Fui atingida por uma recordação não desejada.
— Nos Baixios do Crescente, na noite em que nós... tu me chamaste tua
rainha.
— Vieste aqui, acreditando que serias a Rainha dos Malditos. Tudo isso é
verdade. Se escolheres completar o nosso vínculo matrimonial, não serás apenas
a minha rainha, mas a rainha. — Ele examinou-me o rosto, a sua própria
expressão tornando-se distante. — A única alteração é com o irmão com quem
te vais casar. Neste reino, todos sabem quem eu sou. Conhecem o meu
verdadeiro título. Só os mortais assumem o contrário. Por isso, volto a
perguntar-te, importa mesmo agora que saibas quem eu sou?
— Para ser sincera, não tenho a certeza. É muito para assimilar. Tu és o
diabo. O mal encarnado.
— É assim que me vês?
— Fora deste reino, é assim que todos te veem.
— Não me importa o que os outros pensam. Apenas tu. — Deu um passo
atrás e baixou a cabeça. Os seus movimentos eram rígidos. — Obrigado pela
honestidade. Era tudo o que eu precisava de ouvir, minha senhora.
— Ira, espera.
Ele desapareceu numa nuvem brilhante de fumo.
Capítulo 34
Bati nos lábios com a pena enquanto analisava as notas, desejando que a
resposta se manifestasse.
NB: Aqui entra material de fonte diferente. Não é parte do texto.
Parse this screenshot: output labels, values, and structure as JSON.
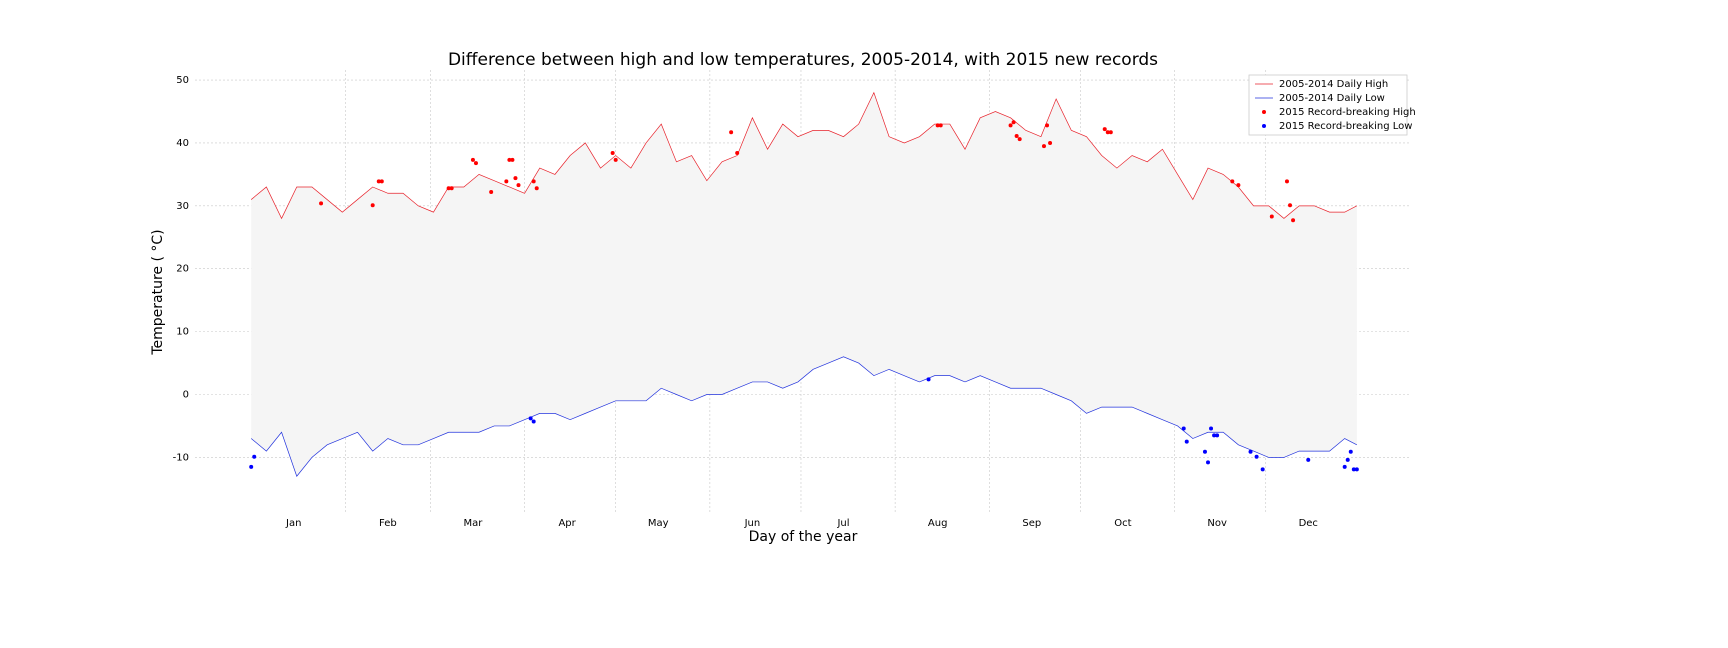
{
  "chart_data": {
    "type": "line",
    "title": "Difference between high and low temperatures, 2005-2014, with 2015 new records",
    "x_label": "Day of the year",
    "y_label": "Temperature ( °C)",
    "xlim": [
      -17.5,
      382.5
    ],
    "ylim": [
      -19,
      51.6
    ],
    "yticks": [
      -10,
      0,
      10,
      20,
      30,
      40,
      50
    ],
    "xticks": [
      {
        "value": 15,
        "label": "Jan"
      },
      {
        "value": 46,
        "label": "Feb"
      },
      {
        "value": 74,
        "label": "Mar"
      },
      {
        "value": 105,
        "label": "Apr"
      },
      {
        "value": 135,
        "label": "May"
      },
      {
        "value": 166,
        "label": "Jun"
      },
      {
        "value": 196,
        "label": "Jul"
      },
      {
        "value": 227,
        "label": "Aug"
      },
      {
        "value": 258,
        "label": "Sep"
      },
      {
        "value": 288,
        "label": "Oct"
      },
      {
        "value": 319,
        "label": "Nov"
      },
      {
        "value": 349,
        "label": "Dec"
      }
    ],
    "x_minor_ticks": [
      32,
      60,
      91,
      121,
      152,
      182,
      213,
      244,
      274,
      305,
      335
    ],
    "grid": true,
    "legend": "upper right",
    "fill_between": true,
    "fill_color": "#f5f5f5",
    "x": [
      1,
      6,
      11,
      16,
      21,
      26,
      31,
      36,
      41,
      46,
      51,
      56,
      61,
      66,
      71,
      76,
      81,
      86,
      91,
      96,
      101,
      106,
      111,
      116,
      121,
      126,
      131,
      136,
      141,
      146,
      151,
      156,
      161,
      166,
      171,
      176,
      181,
      186,
      191,
      196,
      201,
      206,
      211,
      216,
      221,
      226,
      231,
      236,
      241,
      246,
      251,
      256,
      261,
      266,
      271,
      276,
      281,
      286,
      291,
      296,
      301,
      306,
      311,
      316,
      321,
      326,
      331,
      336,
      341,
      346,
      351,
      356,
      361,
      365
    ],
    "series": [
      {
        "name": "2005-2014 Daily High",
        "style": "line",
        "color": "#e8222b",
        "values": [
          31,
          33,
          28,
          33,
          33,
          31,
          29,
          31,
          33,
          32,
          32,
          30,
          29,
          33,
          33,
          35,
          34,
          33,
          32,
          36,
          35,
          38,
          40,
          36,
          38,
          36,
          40,
          43,
          37,
          38,
          34,
          37,
          38,
          44,
          39,
          43,
          41,
          42,
          42,
          41,
          43,
          48,
          41,
          40,
          41,
          43,
          43,
          39,
          44,
          45,
          44,
          42,
          41,
          47,
          42,
          41,
          38,
          36,
          38,
          37,
          39,
          35,
          31,
          36,
          35,
          33,
          30,
          30,
          28,
          30,
          30,
          29,
          29,
          30
        ]
      },
      {
        "name": "2005-2014 Daily Low",
        "style": "line",
        "color": "#2233dd",
        "values": [
          -7,
          -9,
          -6,
          -13,
          -10,
          -8,
          -7,
          -6,
          -9,
          -7,
          -8,
          -8,
          -7,
          -6,
          -6,
          -6,
          -5,
          -5,
          -4,
          -3,
          -3,
          -4,
          -3,
          -2,
          -1,
          -1,
          -1,
          1,
          0,
          -1,
          0,
          0,
          1,
          2,
          2,
          1,
          2,
          4,
          5,
          6,
          5,
          3,
          4,
          3,
          2,
          3,
          3,
          2,
          3,
          2,
          1,
          1,
          1,
          0,
          -1,
          -3,
          -2,
          -2,
          -2,
          -3,
          -4,
          -5,
          -7,
          -6,
          -6,
          -8,
          -9,
          -10,
          -10,
          -9,
          -9,
          -9,
          -7,
          -8
        ]
      },
      {
        "name": "2015 Record-breaking High",
        "style": "scatter",
        "color": "#ff0000",
        "x": [
          24,
          41,
          43,
          44,
          66,
          67,
          74,
          75,
          80,
          85,
          86,
          87,
          88,
          89,
          94,
          95,
          120,
          121,
          159,
          161,
          227,
          228,
          251,
          252,
          253,
          254,
          262,
          263,
          264,
          282,
          283,
          284,
          324,
          326,
          337,
          342,
          343,
          344
        ],
        "values": [
          30.4,
          30.1,
          33.9,
          33.9,
          32.8,
          32.8,
          37.3,
          36.8,
          32.2,
          33.9,
          37.3,
          37.3,
          34.4,
          33.3,
          33.9,
          32.8,
          38.4,
          37.3,
          41.7,
          38.4,
          42.8,
          42.8,
          42.8,
          43.3,
          41.1,
          40.6,
          39.5,
          42.8,
          40,
          42.2,
          41.7,
          41.7,
          33.9,
          33.3,
          28.3,
          33.9,
          30.1,
          27.7
        ]
      },
      {
        "name": "2015 Record-breaking Low",
        "style": "scatter",
        "color": "#0000ff",
        "x": [
          1,
          2,
          93,
          94,
          224,
          308,
          309,
          315,
          316,
          317,
          318,
          319,
          330,
          332,
          334,
          349,
          361,
          362,
          363,
          364,
          365
        ],
        "values": [
          -11.5,
          -9.9,
          -3.8,
          -4.3,
          2.4,
          -5.4,
          -7.5,
          -9.1,
          -10.8,
          -5.4,
          -6.5,
          -6.5,
          -9.1,
          -9.9,
          -11.9,
          -10.4,
          -11.5,
          -10.4,
          -9.1,
          -11.9,
          -11.9
        ]
      }
    ]
  }
}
A mensagem da primeira caveira já parecia um pouco
mais clara. Tinha quase a certeza de que estava relacionada com o Espelho da
Lua Tripla e a sua capacidade de ver o passado, o presente e o futuro.
Era a mensagem da segunda caveira que me mantinha intrigada. Sabendo o
que sabia agora sobre as sete estrelas serem outro nome para as Sete Irmãs e o
facto de o Inveja estar interessado em localizá-las, perguntei-me...
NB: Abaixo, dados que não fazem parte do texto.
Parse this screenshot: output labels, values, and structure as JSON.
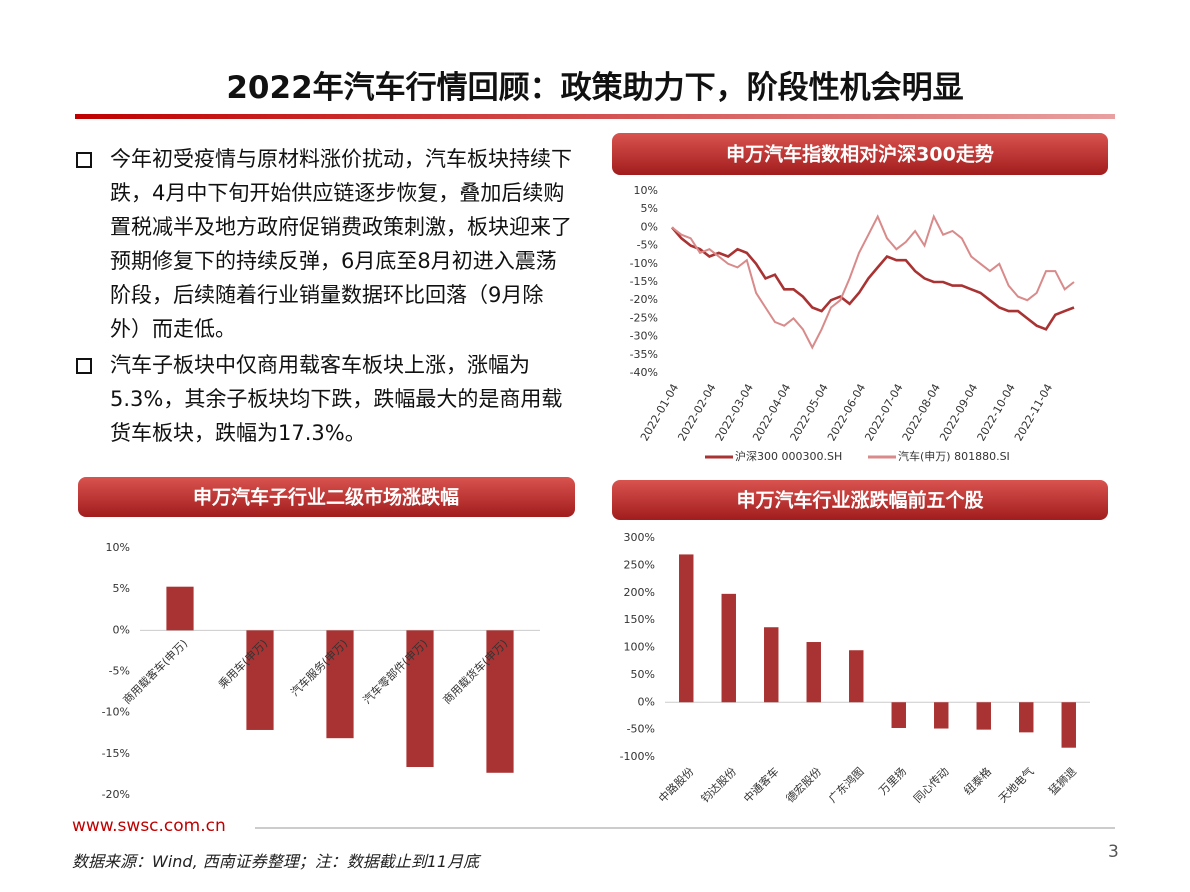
{
  "title": "2022年汽车行情回顾：政策助力下，阶段性机会明显",
  "bullets": [
    "今年初受疫情与原材料涨价扰动，汽车板块持续下跌，4月中下旬开始供应链逐步恢复，叠加后续购置税减半及地方政府促销费政策刺激，板块迎来了预期修复下的持续反弹，6月底至8月初进入震荡阶段，后续随着行业销量数据环比回落（9月除外）而走低。",
    "汽车子板块中仅商用载客车板块上涨，涨幅为5.3%，其余子板块均下跌，跌幅最大的是商用载货车板块，跌幅为17.3%。"
  ],
  "chart_data": [
    {
      "type": "line",
      "title": "申万汽车指数相对沪深300走势",
      "categories": [
        "2022-01-04",
        null,
        null,
        null,
        "2022-02-04",
        null,
        null,
        null,
        "2022-03-04",
        null,
        null,
        null,
        "2022-04-04",
        null,
        null,
        null,
        "2022-05-04",
        null,
        null,
        null,
        "2022-06-04",
        null,
        null,
        null,
        "2022-07-04",
        null,
        null,
        null,
        "2022-08-04",
        null,
        null,
        null,
        "2022-09-04",
        null,
        null,
        null,
        "2022-10-04",
        null,
        null,
        null,
        "2022-11-04",
        null,
        null,
        null
      ],
      "series": [
        {
          "name": "沪深300 000300.SH",
          "color": "#a93232",
          "values": [
            0,
            -3,
            -5,
            -6,
            -8,
            -7,
            -8,
            -6,
            -7,
            -10,
            -14,
            -13,
            -17,
            -17,
            -19,
            -22,
            -23,
            -20,
            -19,
            -21,
            -18,
            -14,
            -11,
            -8,
            -9,
            -9,
            -12,
            -14,
            -15,
            -15,
            -16,
            -16,
            -17,
            -18,
            -20,
            -22,
            -23,
            -23,
            -25,
            -27,
            -28,
            -24,
            -23,
            -22
          ]
        },
        {
          "name": "汽车(申万) 801880.SI",
          "color": "#d98a8a",
          "values": [
            0,
            -2,
            -3,
            -7,
            -6,
            -8,
            -10,
            -11,
            -9,
            -18,
            -22,
            -26,
            -27,
            -25,
            -28,
            -33,
            -28,
            -22,
            -20,
            -14,
            -7,
            -2,
            3,
            -3,
            -6,
            -4,
            -1,
            -5,
            3,
            -2,
            -1,
            -3,
            -8,
            -10,
            -12,
            -10,
            -16,
            -19,
            -20,
            -18,
            -12,
            -12,
            -17,
            -15
          ]
        }
      ],
      "ylim": [
        -40,
        10
      ],
      "yticks": [
        {
          "value": 10,
          "label": "10%"
        },
        {
          "value": 5,
          "label": "5%"
        },
        {
          "value": 0,
          "label": "0%"
        },
        {
          "value": -5,
          "label": "-5%"
        },
        {
          "value": -10,
          "label": "-10%"
        },
        {
          "value": -15,
          "label": "-15%"
        },
        {
          "value": -20,
          "label": "-20%"
        },
        {
          "value": -25,
          "label": "-25%"
        },
        {
          "value": -30,
          "label": "-30%"
        },
        {
          "value": -35,
          "label": "-35%"
        },
        {
          "value": -40,
          "label": "-40%"
        }
      ],
      "legend": "bottom"
    },
    {
      "type": "bar",
      "title": "申万汽车子行业二级市场涨跌幅",
      "color": "#a93232",
      "categories": [
        "商用载客车(申万)",
        "乘用车(申万)",
        "汽车服务(申万)",
        "汽车零部件(申万)",
        "商用载货车(申万)"
      ],
      "values": [
        5.3,
        -12.1,
        -13.1,
        -16.6,
        -17.3
      ],
      "ylim": [
        -20,
        10
      ],
      "yticks": [
        {
          "value": 10,
          "label": "10%"
        },
        {
          "value": 5,
          "label": "5%"
        },
        {
          "value": 0,
          "label": "0%"
        },
        {
          "value": -5,
          "label": "-5%"
        },
        {
          "value": -10,
          "label": "-10%"
        },
        {
          "value": -15,
          "label": "-15%"
        },
        {
          "value": -20,
          "label": "-20%"
        }
      ]
    },
    {
      "type": "bar",
      "title": "申万汽车行业涨跌幅前五个股",
      "color": "#a93232",
      "categories": [
        "中路股份",
        "钧达股份",
        "中通客车",
        "德宏股份",
        "广东鸿图",
        "万里扬",
        "同心传动",
        "纽泰格",
        "天地电气",
        "猛狮退"
      ],
      "values": [
        270,
        198,
        137,
        110,
        95,
        -47,
        -48,
        -50,
        -55,
        -83
      ],
      "ylim": [
        -100,
        300
      ],
      "yticks": [
        {
          "value": 300,
          "label": "300%"
        },
        {
          "value": 250,
          "label": "250%"
        },
        {
          "value": 200,
          "label": "200%"
        },
        {
          "value": 150,
          "label": "150%"
        },
        {
          "value": 100,
          "label": "100%"
        },
        {
          "value": 50,
          "label": "50%"
        },
        {
          "value": 0,
          "label": "0%"
        },
        {
          "value": -50,
          "label": "-50%"
        },
        {
          "value": -100,
          "label": "-100%"
        }
      ]
    }
  ],
  "footer": {
    "website": "www.swsc.com.cn",
    "source": "数据来源：Wind, 西南证券整理；注：数据截止到11月底",
    "page": "3"
  }
}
Respirei fundo, distraída por um novo pensamento. Se o Ira estava a
esconder a Chave da Tentação à vista de todos, talvez tivesse feito o mesmo
com o Espelho da Lua Tripla. Talvez não me pudesse contar sobre a maldição,
mas tivesse tentado ajudar de uma maneira mais subtil.
No estojo do Inveja havia espaço para um espelho de mão. Eu recebera um
desses espelhos como presente antes de partir para a Casa Inveja. A esperança
fez-me pegar na chave, correr para a casa de banho e tirar o precioso espelho de
onde o guardara no tocador. Já tinha admirado a gravura na parte de trás, mas
não havia considerado que podia ser algo mais do que um desenho bonito.
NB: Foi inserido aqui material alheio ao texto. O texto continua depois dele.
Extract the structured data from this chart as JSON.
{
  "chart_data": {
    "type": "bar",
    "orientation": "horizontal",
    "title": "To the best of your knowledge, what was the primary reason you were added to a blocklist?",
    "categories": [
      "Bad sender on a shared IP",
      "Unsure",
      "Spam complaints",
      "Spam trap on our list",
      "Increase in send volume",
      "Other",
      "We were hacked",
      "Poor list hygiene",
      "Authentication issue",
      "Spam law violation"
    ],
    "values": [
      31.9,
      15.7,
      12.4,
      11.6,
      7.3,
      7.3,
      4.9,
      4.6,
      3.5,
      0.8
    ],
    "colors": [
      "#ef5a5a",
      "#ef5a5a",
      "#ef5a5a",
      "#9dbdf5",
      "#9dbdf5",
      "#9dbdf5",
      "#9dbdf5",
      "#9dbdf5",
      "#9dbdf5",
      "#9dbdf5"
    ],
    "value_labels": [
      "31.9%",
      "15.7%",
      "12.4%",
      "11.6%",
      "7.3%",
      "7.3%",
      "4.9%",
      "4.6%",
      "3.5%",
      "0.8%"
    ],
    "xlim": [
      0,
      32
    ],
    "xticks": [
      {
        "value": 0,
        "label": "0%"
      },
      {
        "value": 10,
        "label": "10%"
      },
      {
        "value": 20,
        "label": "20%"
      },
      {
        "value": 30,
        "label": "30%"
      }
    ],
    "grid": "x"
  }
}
Com o entusiasmo a inundar-me o peito, pressionei a Chave da Tentação na
parte de trás do espelho e virei-a. Ou tentei fazê-lo. Encontrar o alinhamento
certo foi difícil. Tentei várias outras formas, experimentei várias direções. Virei
a chave e estudei as linhas em relevo. Parte do meu anterior entusiasmo
dissipou-se. Não pareciam corresponder, mas ainda não queria desistir.
Depois de tentar o meu melhor para encaixar as duas peças, aceitei, por fim,
o facto de que não correspondiam.
Voltei para o meu quarto e deixei-me cair na cama para reler as minhas notas.
O que teria de fazer a seguir era encontrar as Sete Irmãs e perguntar-lhes se
sabiam onde estava o Espelho da Lua Tripla. As caveiras eram a chave para o
decifrar, se conseguisse resolver o enigma.